Nursing homes and arbitration agreements
A year ago, I wrote about the 8th District's decision in Hayes v. Oakridge Nursing Home, in which the court by 2-1 vote invalidated an arbitration clause in a nursing home contract between the home and a 94-year-old resident. Although sympathetic to the result, I questioned the court's reasoning, especially in finding that the agreement was "substantively unconsionable" because it didn't provide for a jury trial or the recovery of attorney fees or punitive damages. I concluded by saying,
I think the courts' heart is in the right place: there is an inherent disparity in bargaining power between a consumer and a corporation, and that needs to be recognized. The problem I have with the slapdash approach of coming to a conclusion and then developing the rationale to support it is that eventually this is all going to wind up in the Ohio Supreme Court's lap, and if that court has to go looking for a rationale, it's likely to look no farther than a pro-business reiteration of the "strong presumption in favor of arbitration."
Last week, that's pretty much what happened: In a 6-1 decision, the Ohio Supreme Court reversed and held that the arbitration agreement was valid, citing the "strong public policy favoring arbitration."
Actually, the result wasn't as bad as it could have been. As I've explained before, the law on arbitration agreements is that the party seeking to invalidate one has to show that it is both substantively and procedurally unconscionable. Substantive unconscionability goes to the unfairness of the terms, while procedural unconscionability goes to the unfairness of the bargaining process. The 8th District's decision on the former was on exceedingly shaky grounds: if you're going to hold that an arbitration agreement is unconscionable because it takes away your right to a jury trial, for example, then no agreement is going to survive scrutiny, because the whole point of arbitration is to avoid a jury trial.
As for procedural unconscionability, the result was largely dictated by the fact that the plaintiffs hadn't developed a record in the lower court. The plaintiffs never requested, and the trial court never held, an evidentiary hearing on the issue. While the appellate opinion and Justice Pfeifer's dissent devote time to reciting the circumstances surrounding Hayes' signing of the arbitration agreement, all of that is taken from the briefs the plaintiffs filed in the trial and appellate courts. Without all that "evidence," the issue really boiled down to the question of whether a 94-year-old was incapable of validly consenting to arbitration.
In the nursing home context, that's probably a closer call than the court gave it credit for being. Justices Lanzinger and Lundberg Stratton concurred only in the judgment, and Lanzinger's opinion, and Justice Pfeifer's dissent, note a ground for substantive unconscionability not raised in the 8th's opinion: the strong preference for protecting nursing home residents, as evidenced by the General Assembly's passage of RC Chapter 3721, which includes a nursing home residents "bill of rights."

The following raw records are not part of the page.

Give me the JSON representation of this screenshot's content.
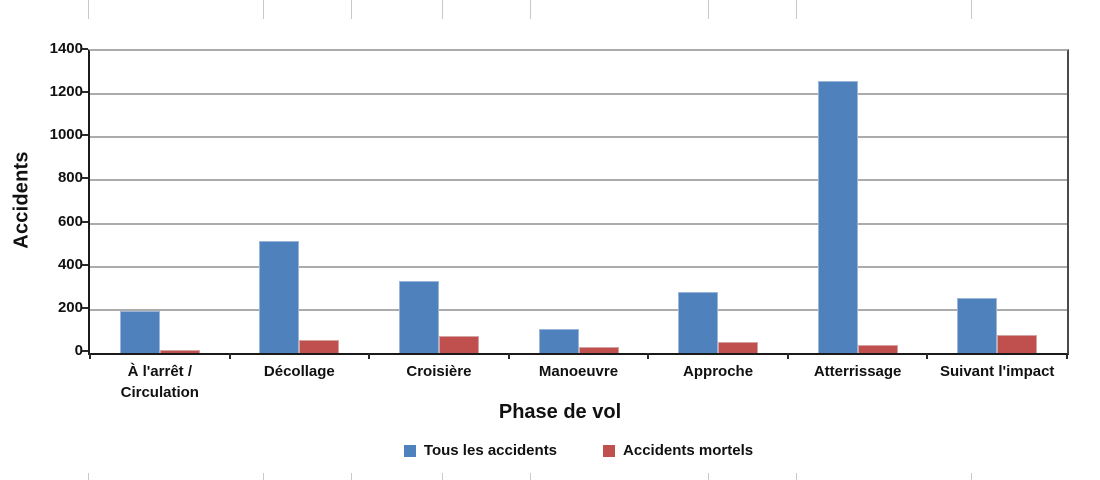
{
  "chart_data": {
    "type": "bar",
    "title": "",
    "xlabel": "Phase de vol",
    "ylabel": "Accidents",
    "categories": [
      "À l'arrêt / Circulation",
      "Décollage",
      "Croisière",
      "Manoeuvre",
      "Approche",
      "Atterrissage",
      "Suivant l'impact"
    ],
    "series": [
      {
        "name": "Tous les accidents",
        "color": "#4F81BD",
        "border_color": "#9CB6DA",
        "values": [
          195,
          520,
          335,
          110,
          285,
          1260,
          255
        ]
      },
      {
        "name": "Accidents mortels",
        "color": "#C0504D",
        "border_color": "#D5A3A1",
        "values": [
          15,
          60,
          80,
          30,
          50,
          35,
          85
        ]
      }
    ],
    "ylim": [
      0,
      1400
    ],
    "yticks": [
      0,
      200,
      400,
      600,
      800,
      1000,
      1200,
      1400
    ],
    "grid": true,
    "legend_position": "bottom"
  }
}
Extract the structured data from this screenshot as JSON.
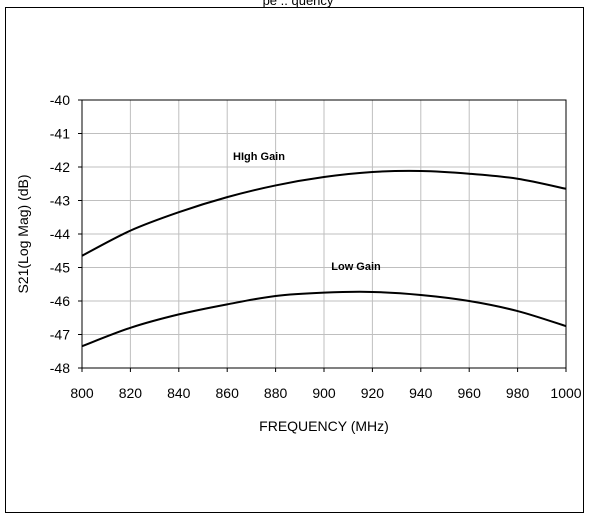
{
  "chart_data": {
    "type": "line",
    "top_caption": "pe       ..   quency",
    "xlabel": "FREQUENCY  (MHz)",
    "ylabel": "S21(Log Mag) (dB)",
    "xlim": [
      800,
      1000
    ],
    "ylim": [
      -48,
      -40
    ],
    "x_ticks": [
      "800",
      "820",
      "840",
      "860",
      "880",
      "900",
      "920",
      "940",
      "960",
      "980",
      "1000"
    ],
    "y_ticks": [
      "-40",
      "-41",
      "-42",
      "-43",
      "-44",
      "-45",
      "-46",
      "-47",
      "-48"
    ],
    "grid": true,
    "series": [
      {
        "name": "HIgh Gain",
        "x": [
          800,
          820,
          840,
          860,
          880,
          900,
          920,
          940,
          960,
          980,
          1000
        ],
        "y": [
          -44.65,
          -43.9,
          -43.35,
          -42.9,
          -42.55,
          -42.3,
          -42.15,
          -42.12,
          -42.2,
          -42.35,
          -42.65
        ]
      },
      {
        "name": "Low Gain",
        "x": [
          800,
          820,
          840,
          860,
          880,
          900,
          920,
          940,
          960,
          980,
          1000
        ],
        "y": [
          -47.35,
          -46.8,
          -46.4,
          -46.1,
          -45.85,
          -45.75,
          -45.73,
          -45.82,
          -46.0,
          -46.3,
          -46.75
        ]
      }
    ],
    "colors": {
      "line": "#000000",
      "grid": "#bfbfbf",
      "frame": "#000000"
    }
  }
}
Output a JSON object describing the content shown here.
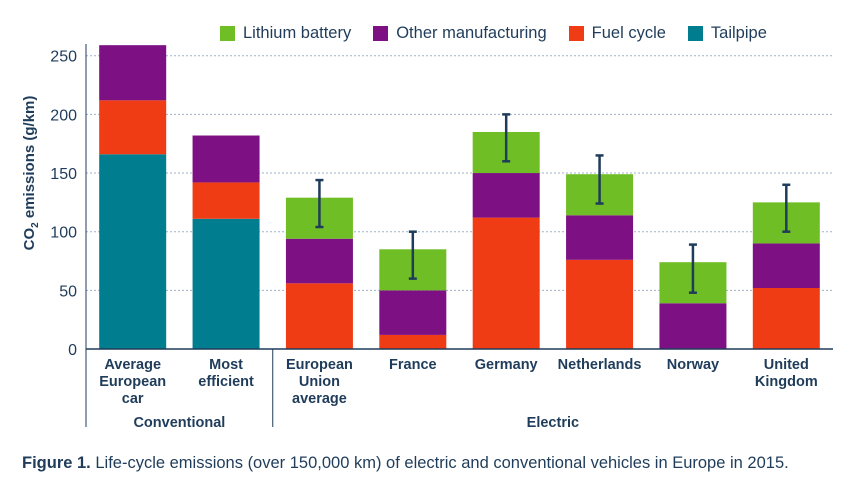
{
  "chart_data": {
    "type": "stacked-bar",
    "categories": [
      "Average European car",
      "Most efficient",
      "European Union average",
      "France",
      "Germany",
      "Netherlands",
      "Norway",
      "United Kingdom"
    ],
    "category_lines": [
      [
        "Average",
        "European",
        "car"
      ],
      [
        "Most",
        "efficient"
      ],
      [
        "European",
        "Union",
        "average"
      ],
      [
        "France"
      ],
      [
        "Germany"
      ],
      [
        "Netherlands"
      ],
      [
        "Norway"
      ],
      [
        "United",
        "Kingdom"
      ]
    ],
    "groups": [
      {
        "label": "Conventional",
        "categories": [
          "Average European car",
          "Most efficient"
        ]
      },
      {
        "label": "Electric",
        "categories": [
          "European Union average",
          "France",
          "Germany",
          "Netherlands",
          "Norway",
          "United Kingdom"
        ]
      }
    ],
    "series": [
      {
        "name": "Tailpipe",
        "color": "#007d8f",
        "values": [
          166,
          111,
          0,
          0,
          0,
          0,
          0,
          0
        ]
      },
      {
        "name": "Fuel cycle",
        "color": "#f03c14",
        "values": [
          46,
          31,
          56,
          12,
          112,
          76,
          0,
          52
        ]
      },
      {
        "name": "Other manufacturing",
        "color": "#7d1183",
        "values": [
          47,
          40,
          38,
          38,
          38,
          38,
          39,
          38
        ]
      },
      {
        "name": "Lithium battery",
        "color": "#6fbe25",
        "values": [
          0,
          0,
          35,
          35,
          35,
          35,
          35,
          35
        ]
      }
    ],
    "error_bars": [
      null,
      null,
      [
        104,
        144
      ],
      [
        60,
        100
      ],
      [
        160,
        200
      ],
      [
        124,
        165
      ],
      [
        48,
        89
      ],
      [
        100,
        140
      ]
    ],
    "legend_order": [
      "Lithium battery",
      "Other manufacturing",
      "Fuel cycle",
      "Tailpipe"
    ],
    "legend_position": "top-right",
    "ylabel_main": "CO",
    "ylabel_sub": "2",
    "ylabel_rest": " emissions (g/km)",
    "ylim": [
      0,
      260
    ],
    "yticks": [
      0,
      50,
      100,
      150,
      200,
      250
    ],
    "grid": true
  },
  "caption": {
    "label": "Figure 1.",
    "text": " Life-cycle emissions (over 150,000 km) of electric and conventional vehicles in Europe in 2015."
  }
}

One of the problems with the opinion is that it does little to analyze and clarify the law in this area. As I've pointed out before, the mantra in arbitration cases is that the party seeking to avoid arbitration must provide a quantum of evidence that the clause is both substantively and procedurally unconscionable. No explanation is ever offered as to exactly what "quantum" of evidence that is (prima facie? preponderance? clear and convincing?), nor why the party must show both. If all of the claims of procedural unconscionability in Hayes' case had been demonstrated by evidence (Pfeifer's opinion gives a rundown of those), would the agreement have been saved by virtue of the fact that it wasn't substantively unconscionable? Again, one looks in vain through the majority's opinion for any answer or explanation to those questions.
Actually, Pfeifer's dissent provides a compelling analysis of the latter question. While he doesn't address the "quantum" question, he cites case law from other jurisdictions that view the two types of unconscionably not in isolation, but in comparison to one another:
The substantive/procedural analysis is more of a sliding scale than a true dichotomy. The harsher the clause, the less "bargaining naughtiness" that is required to establish unconscionability.
If you're a plaintiff seeking to avoid arbitration in these types of cases, that's language you should pounce on.
What's perhaps most disturbing about the majority opinion is that it pays no real heed to the recent evolution of arbitration agreements. While such agreements used to be common in business contracts, they've become increasingly frequent in all manner of consumer contracts, from cell-phone subscriptions to car purchases. It's one thing when two parties of relatively equal bargaining power agree to resolve any disputes through arbitration; it's another when such a provision is included on a take-it-or-leave-it basis in contracts between a huge corporation and an individual consumer. For the most part, appellate courts which addressed arbitration clauses in such agreements have recognized the inherent inequality of the parties' bargaining positions. You won't find any of that in the majority's opinion in Hayes.